Successful companies have a lean profile, providing flexibility to meet changing business conditions. By contrast, companies with traditional management models that include fixed locations, costs, and employee work practices create significant inefficiencies and obstacles to achieving corporate agility. These companies will need to rethink many aspects of their management models before implementing progressive plans to achieve true corporate agility.
Demographic shifts, a change in strategic direction, and a volatile economy are all unpredictable factors that can suddenly cause a need for contraction or expansion, but real estate occupancy tends to be a long-term decision. Corporate real estate departments strive to maintain flexibility in their portfolios through shorter lease terms, expansion/contraction options, and staggered lease expirations, as well as space layouts that can be changed easily to accommodate more people. A portfolio strategy well matched to the various demand and risk profiles of a company's space requirements can introduce the desired flexibility - and at the right cost.
Five Steps to Achieving Agility
Too often companies focus on workplace solutions solely as a real estate initiative to cut costs and often lose the ability to support the rapid change required from the business.

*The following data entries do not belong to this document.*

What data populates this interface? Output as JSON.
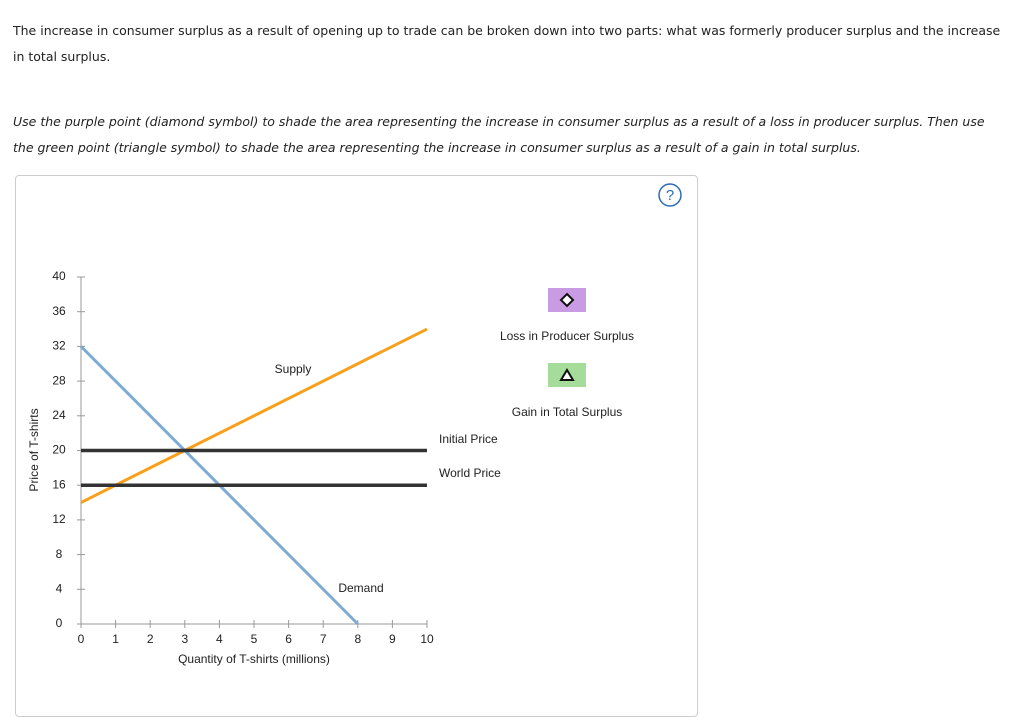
{
  "instructions": {
    "paragraph_1": "The increase in consumer surplus as a result of opening up to trade can be broken down into two parts: what was formerly producer surplus and the increase in total surplus.",
    "paragraph_2": "Use the purple point (diamond symbol) to shade the area representing the increase in consumer surplus as a result of a loss in producer surplus. Then use the green point (triangle symbol) to shade the area representing the increase in consumer surplus as a result of a gain in total surplus."
  },
  "help_icon": "?",
  "tools": [
    {
      "label": "Loss in Producer Surplus",
      "color": "#c99be3"
    },
    {
      "label": "Gain in Total Surplus",
      "color": "#a6dc9a"
    }
  ],
  "chart_data": {
    "type": "line",
    "x_label": "Quantity of T-shirts (millions)",
    "y_label": "Price of T-shirts",
    "xlim": [
      0,
      10
    ],
    "ylim": [
      0,
      40
    ],
    "xticks": [
      0,
      1,
      2,
      3,
      4,
      5,
      6,
      7,
      8,
      9,
      10
    ],
    "yticks": [
      0,
      4,
      8,
      12,
      16,
      20,
      24,
      28,
      32,
      36,
      40
    ],
    "grid": false,
    "series": [
      {
        "name": "Supply",
        "color": "#f7a01c",
        "x": [
          0,
          10
        ],
        "values": [
          14,
          34
        ]
      },
      {
        "name": "Demand",
        "color": "#7fabd3",
        "x": [
          0,
          8
        ],
        "values": [
          32,
          0
        ]
      },
      {
        "name": "Initial Price",
        "color": "#333333",
        "x": [
          0,
          10
        ],
        "values": [
          20,
          20
        ]
      },
      {
        "name": "World Price",
        "color": "#333333",
        "x": [
          0,
          10
        ],
        "values": [
          16,
          16
        ]
      }
    ]
  }
}
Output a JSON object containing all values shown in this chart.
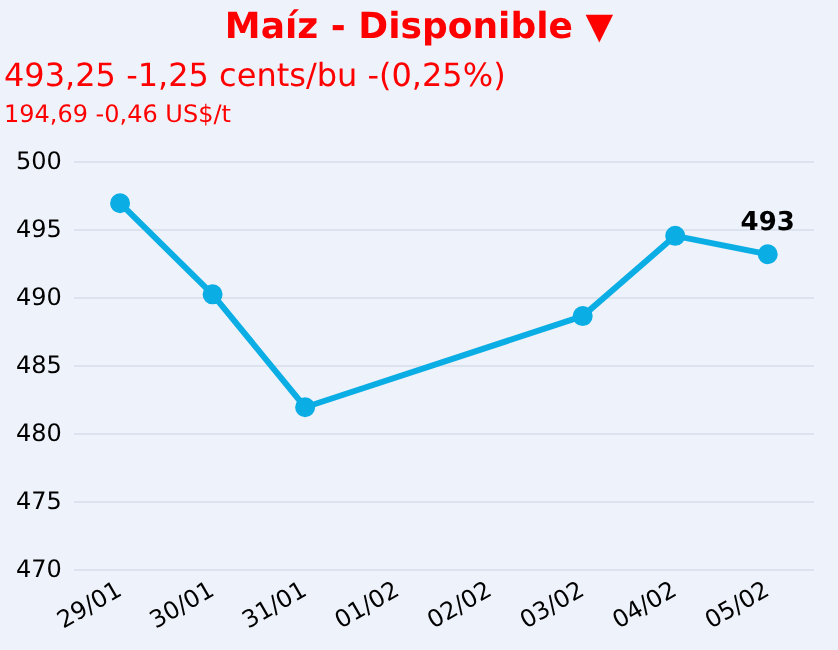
{
  "chart_data": {
    "type": "line",
    "title": "Maíz - Disponible ▼",
    "subtitle": "493,25 -1,25 cents/bu -(0,25%)",
    "annotations": [
      "194,69 -0,46 US$/t"
    ],
    "categories": [
      "29/01",
      "30/01",
      "31/01",
      "01/02",
      "02/02",
      "03/02",
      "04/02",
      "05/02"
    ],
    "series": [
      {
        "color": "#0aaee4",
        "values": [
          497.0,
          490.3,
          482.0,
          null,
          null,
          488.7,
          494.6,
          493.25
        ],
        "value_labels": [
          null,
          null,
          null,
          null,
          null,
          null,
          null,
          "493"
        ]
      }
    ],
    "ylim": [
      470,
      500
    ],
    "yticks": [
      470,
      475,
      480,
      485,
      490,
      495,
      500
    ],
    "grid": "y",
    "legend": false,
    "marker": "circle"
  }
}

Numerous Fortune 1000 companies have proven that agility-building processes can be used in a variety of scenarios when integrated support programs are in place. Examples of integrated support programs include onboarding (i.e., employee orientation and mainstreaming), labor-based location solutions, workplace repositioning, or data center site and building selection. These programs require open collaboration across human resources, real estate, and information technology. By integrating these functions, a company will increase its agility.
1. Create shared need.
• Assemble a high-level executive task force of information technology, real estate, and human resources executives.
• Develop an integrated value
• Identify strategic outcomes.
• Align strategy among functions.
Driving collaboration is no easy task. Ambiguous goals and misaligned agendas can undermine productive teamwork. Instead, teamwork relies on an open leadership approach.
For example, Accenture - a global management consulting, technology services, and outsourcing company - created a shared need to align its real estate and information technology functions. The firm allocated a portion of the real estate cost savings associated with its workplace flexibility initiative to fund technology reinvestment for all employees.
In order to facilitate open communication, a scorecard should be used to monitor and report results against program costs and savings. This tool reinforces the shared need and creates interest at all levels within the organization.
2. Shape the vision.
• Build a business case.
• Assess current workspace utilization.
• Analyze information and develop scenarios.
• Identify necessary changes in processes and systems.
• Address "what's in it for me" issues.
Once senior leadership signs off on project goals, the next step is to analyze opportunities and model outcomes to create a business case. Assembling a team of action-oriented problem-solvers is key. The expanded team that includes business leaders impacted by this change will collect data, analyze information, and identify possible scenarios before moving forward.